Jennifer Lopez and Shakira’s Super Bowl Performance Sparks Debate on Body Positivity and Double Standards
Social media, news outlets, and water-cooler chats alike are bringing out the best and worst opinions of their performance and the political messages it contained.
Overshadowing even the strong political message, however, is the discussion about how much skin the two showed, and whether it was appropriate for network television.
Are people really outraged over Jennifer Lopez and Shakira’s performance?
More and more we live in an era of socio-political bubbles, and controversies really bring that into stark relief. While some may have social media feeds full of those praising the performance, others may have friends and followers that found it offensive.
So what’s the deal? Why are some people so outraged about the performance? Dave Daubenmire, a former high school football coach from Ohio who fancies himself a “Defender of the Christian Faith” on Twitter, has gotten media attention far surpassing his 634 followers for his viewpoint.
In a video to his followers, he claimed he wanted to sue Pepsi, the NFL, his local cable company, and, as he put it, “as many people as we want to” for “pandering pornography” or “contributing to the delinquency of a minor.”
He readily admits he’s not a lawyer and doesn’t know what charges to pursue. That much is clear.
It’d be tempting to believe this is a fringe point of view, and while the lawsuit may be, his overall opinion is not. Many social media users agree or share similar opinions.
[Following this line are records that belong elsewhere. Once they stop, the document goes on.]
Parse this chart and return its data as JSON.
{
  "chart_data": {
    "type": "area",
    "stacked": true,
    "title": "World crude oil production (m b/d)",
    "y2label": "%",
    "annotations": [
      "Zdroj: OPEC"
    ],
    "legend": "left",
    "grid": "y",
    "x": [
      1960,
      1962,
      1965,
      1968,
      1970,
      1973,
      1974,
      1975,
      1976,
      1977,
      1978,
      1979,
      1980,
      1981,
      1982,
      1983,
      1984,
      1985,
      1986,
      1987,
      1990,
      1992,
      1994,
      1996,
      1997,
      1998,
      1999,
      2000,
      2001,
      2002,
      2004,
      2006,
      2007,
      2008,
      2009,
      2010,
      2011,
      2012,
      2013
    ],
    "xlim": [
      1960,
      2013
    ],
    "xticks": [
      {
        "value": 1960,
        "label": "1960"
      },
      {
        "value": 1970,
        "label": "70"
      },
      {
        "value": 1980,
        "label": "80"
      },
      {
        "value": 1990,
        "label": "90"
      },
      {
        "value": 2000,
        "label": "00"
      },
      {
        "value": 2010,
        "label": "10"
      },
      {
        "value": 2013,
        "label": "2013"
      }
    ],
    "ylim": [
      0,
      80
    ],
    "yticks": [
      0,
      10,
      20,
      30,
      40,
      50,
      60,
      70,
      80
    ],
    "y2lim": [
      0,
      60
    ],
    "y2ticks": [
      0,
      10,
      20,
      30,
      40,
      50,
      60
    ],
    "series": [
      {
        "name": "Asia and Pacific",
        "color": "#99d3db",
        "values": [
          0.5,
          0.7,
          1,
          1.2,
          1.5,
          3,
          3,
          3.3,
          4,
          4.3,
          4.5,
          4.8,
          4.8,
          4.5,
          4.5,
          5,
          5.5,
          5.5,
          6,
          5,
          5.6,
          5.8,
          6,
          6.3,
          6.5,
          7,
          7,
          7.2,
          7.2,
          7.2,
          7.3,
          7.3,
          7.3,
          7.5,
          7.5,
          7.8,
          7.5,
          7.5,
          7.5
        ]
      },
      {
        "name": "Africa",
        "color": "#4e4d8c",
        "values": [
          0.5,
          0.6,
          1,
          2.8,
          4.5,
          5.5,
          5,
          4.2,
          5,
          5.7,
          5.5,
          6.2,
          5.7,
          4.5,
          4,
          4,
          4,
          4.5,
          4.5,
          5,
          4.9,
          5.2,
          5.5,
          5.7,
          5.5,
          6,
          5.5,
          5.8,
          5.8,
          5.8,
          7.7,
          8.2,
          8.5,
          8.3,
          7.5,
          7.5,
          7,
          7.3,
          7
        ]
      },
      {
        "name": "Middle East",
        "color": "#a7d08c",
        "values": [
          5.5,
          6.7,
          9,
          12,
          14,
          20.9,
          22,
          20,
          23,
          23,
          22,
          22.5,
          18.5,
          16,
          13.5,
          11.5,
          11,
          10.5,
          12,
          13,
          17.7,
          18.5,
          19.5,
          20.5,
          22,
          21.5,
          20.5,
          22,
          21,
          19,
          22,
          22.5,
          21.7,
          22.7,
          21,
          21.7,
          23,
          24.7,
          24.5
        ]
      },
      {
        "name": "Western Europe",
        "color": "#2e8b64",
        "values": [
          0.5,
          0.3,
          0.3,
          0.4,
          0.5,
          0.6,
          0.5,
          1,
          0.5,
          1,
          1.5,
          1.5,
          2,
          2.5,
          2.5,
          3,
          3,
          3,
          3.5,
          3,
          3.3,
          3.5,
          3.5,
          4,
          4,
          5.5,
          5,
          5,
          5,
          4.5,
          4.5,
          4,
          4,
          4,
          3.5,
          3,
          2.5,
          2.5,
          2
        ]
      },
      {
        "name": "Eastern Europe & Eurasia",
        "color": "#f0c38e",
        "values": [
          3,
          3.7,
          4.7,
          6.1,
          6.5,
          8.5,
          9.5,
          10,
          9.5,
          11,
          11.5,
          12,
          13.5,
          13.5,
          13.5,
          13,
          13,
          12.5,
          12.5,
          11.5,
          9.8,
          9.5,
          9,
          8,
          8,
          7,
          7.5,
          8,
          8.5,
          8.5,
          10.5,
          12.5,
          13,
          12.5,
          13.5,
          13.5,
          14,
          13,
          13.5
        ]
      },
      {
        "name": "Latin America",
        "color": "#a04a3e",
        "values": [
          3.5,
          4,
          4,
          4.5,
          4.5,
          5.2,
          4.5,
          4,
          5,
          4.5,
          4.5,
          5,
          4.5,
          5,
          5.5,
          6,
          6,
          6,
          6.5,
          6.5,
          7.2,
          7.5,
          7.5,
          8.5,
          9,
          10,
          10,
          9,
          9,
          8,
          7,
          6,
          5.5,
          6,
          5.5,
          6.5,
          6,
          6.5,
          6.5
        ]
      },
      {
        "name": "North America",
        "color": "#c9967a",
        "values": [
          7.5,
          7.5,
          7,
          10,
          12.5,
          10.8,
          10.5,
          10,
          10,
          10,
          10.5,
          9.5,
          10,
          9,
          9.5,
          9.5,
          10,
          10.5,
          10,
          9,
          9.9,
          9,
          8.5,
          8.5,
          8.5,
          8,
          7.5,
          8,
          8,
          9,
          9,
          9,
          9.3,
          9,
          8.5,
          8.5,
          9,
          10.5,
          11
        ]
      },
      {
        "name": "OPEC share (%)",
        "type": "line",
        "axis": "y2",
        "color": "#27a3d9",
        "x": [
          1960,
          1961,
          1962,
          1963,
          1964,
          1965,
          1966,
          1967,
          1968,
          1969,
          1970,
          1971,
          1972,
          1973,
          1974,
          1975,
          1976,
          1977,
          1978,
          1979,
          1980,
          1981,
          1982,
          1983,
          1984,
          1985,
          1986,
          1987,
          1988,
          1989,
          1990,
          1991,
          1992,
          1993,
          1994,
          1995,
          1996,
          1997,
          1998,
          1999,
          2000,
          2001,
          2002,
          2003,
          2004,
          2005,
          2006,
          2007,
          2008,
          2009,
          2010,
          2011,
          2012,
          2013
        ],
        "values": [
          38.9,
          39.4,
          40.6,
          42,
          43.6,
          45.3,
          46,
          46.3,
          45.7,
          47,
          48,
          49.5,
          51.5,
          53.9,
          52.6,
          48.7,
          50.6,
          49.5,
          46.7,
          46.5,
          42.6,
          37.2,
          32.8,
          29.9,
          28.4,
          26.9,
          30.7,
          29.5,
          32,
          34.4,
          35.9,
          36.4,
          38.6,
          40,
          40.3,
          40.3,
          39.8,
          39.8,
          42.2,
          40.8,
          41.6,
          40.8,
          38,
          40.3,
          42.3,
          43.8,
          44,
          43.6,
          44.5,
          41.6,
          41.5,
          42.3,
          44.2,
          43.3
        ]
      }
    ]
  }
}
The organization One Million Moms has already gotten over 46,000 people to sign their petition that seems to have no real goal other than to tell the NFL and the Commissioner that they are “disgusted” and ask for more “family-friendly” shows in the future. In the petition they call Shakira and Lopez’s performance “extremely vulgar and nothing more than a striptease.”
The majority of responses over the halftime show are positive
Despite the conservative backlash, responses to the show by the media and fans alike have been largely positive. Countless publications have shared pieces in support of the duo, like Danielle Campoamor of NBC New’s piece: “Jennifer Lopez and Shakira are sexy moms. And there’s nothing shameful about it.”
Lopez told Variety in a live interview, “I think that’s just honestly silliness,” and went on to say she can’t let in the opinions of a “small faction” of people that want to be negative.
She concludes her response by expressing what a positive experience it was, how it was a celebration of women and of Latino culture, and how it tells little girls: “You’re strong. You’re beautiful. Everything about you, be proud of it.”
Lin Manuel Miranda, a fellow Latino of Hamilton fame, told AP Entertainment that Lopez, “Checked all the boxes and she made us so proud.”
Country singer Shania Twain, who performed the halftime show in 2003, approved as well saying: “They’re out there showing what a healthy, strong, confident woman looks like.”
How does Jennifer Lopez and Shakira’s performance compare to other performances?
One of the most disgusting aspects of the backlash is the sharing of various “crotch shots” of Shakira and Lopez during their performance, supposed proof of how inappropriate they were.
Those in support of the singers have taken to the internet in response, sharing memes showing similar still images of cheerleaders, gymnasts, and ballerinas to point out the hypocrisy in shaming the singers.
There are also plenty of memes showing a shirtless Adam Levine from last years halftime show next to Shakira and Lopez, wondering where the backlash was for him.
To be sure, there was some backlash about Levine at the time, with over 50 FCC complaints filed over his exposed nipples, however, the complaints were mostly satirical. Their aim was to point out the hypocrisy of how poorly Janet Jackson was treated after her wardrobe malfunction during her performance, later known as “Nipplegate.”
Let’s face it, the reality is Super Bowl performances, and pop performances in general, have been and will continue to be sexy. So the question that the latest uproar has brought firmly into the collective consciousness is this: Who gets a pass, and who gets blasted, and why?